Among the 7 Habits of Effective writers is to read a lot.
This ongoing Books Read in 2013 plan is from the Jonathan Ball and Ryan Fitzpatrick 95 books in a year idea. It goes handily with my love of documenting.
I find that I can only taste a book when I’m switching between distinct voices and subjects. My habit is pick away at half a dozen books in parallel.

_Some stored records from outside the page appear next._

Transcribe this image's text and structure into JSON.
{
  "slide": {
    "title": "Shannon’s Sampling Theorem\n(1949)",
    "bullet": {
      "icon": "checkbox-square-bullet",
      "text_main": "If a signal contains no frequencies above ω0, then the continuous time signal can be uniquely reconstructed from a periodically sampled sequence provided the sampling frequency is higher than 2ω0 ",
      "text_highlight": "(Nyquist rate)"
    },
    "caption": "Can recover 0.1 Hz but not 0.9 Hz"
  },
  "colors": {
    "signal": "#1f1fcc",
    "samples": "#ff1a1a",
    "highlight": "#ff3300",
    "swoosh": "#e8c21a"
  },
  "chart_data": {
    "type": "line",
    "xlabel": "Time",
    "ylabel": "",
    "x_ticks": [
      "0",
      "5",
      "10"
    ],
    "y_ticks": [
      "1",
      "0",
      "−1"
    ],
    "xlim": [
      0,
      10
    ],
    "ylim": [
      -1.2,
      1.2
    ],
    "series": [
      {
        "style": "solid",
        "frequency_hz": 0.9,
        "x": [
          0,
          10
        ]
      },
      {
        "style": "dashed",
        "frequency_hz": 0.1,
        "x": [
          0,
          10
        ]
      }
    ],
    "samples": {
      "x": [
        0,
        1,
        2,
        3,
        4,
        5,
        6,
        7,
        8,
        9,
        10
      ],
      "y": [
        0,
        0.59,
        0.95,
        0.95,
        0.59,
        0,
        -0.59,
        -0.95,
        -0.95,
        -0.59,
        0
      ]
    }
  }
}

If I’m down to 2 interesting books, I can read neither easily.
So, the year thus far…
- Day and Night: Poems by Dorothy Livesay (Oolichan Books, 1944, 2011)
- Life in a Medieval City by Frances and Joseph Gies
- Still: (to be) Perpetual by Matthew Cooperman (dovetail, 2007)
- Cleo & the salamander by Amanda Earl (Le Temps des Cerises, 2012)
- Newspaper Blackout by Austin Keon (Harper, 2010)
- Memoirs by Evelyn H.C. Johnson (Chiefswood, 2009)
- The Wild Braid: A poet reflects on a century in the garden by Stanley Kunitz (Norton, 2005)
- English Montreal Poetry of the Seventies, edited by Andre Farkas and Ken Norris (Véhicule Press, 1977)
- Methodist Hatchet by Ken Babstock (Anansi, 2011)
- Conflict by Christine McNair (BookThug, 2012)
- Carry On Dancing by Heather Grace Stewart (Winter Goose Publishing, 2012)
- We’ll Always Have Parrots: A Meg Langslow Mystery by Donna Andrews (St. Martins, 2004)
- Born on a Blue Day: A Memoir of Asperger’s and an Extraordinary Mind by Daniel Tammet (Hodder & Stoughton, 2006)
- Communication is essential: Joanne Kyger: Letters to and From (CUNY Lost and Found Series, 2012)
30 pages here, 10-30 in the other half dozen at each sitting. It also keeps me from trying to absorb too fast.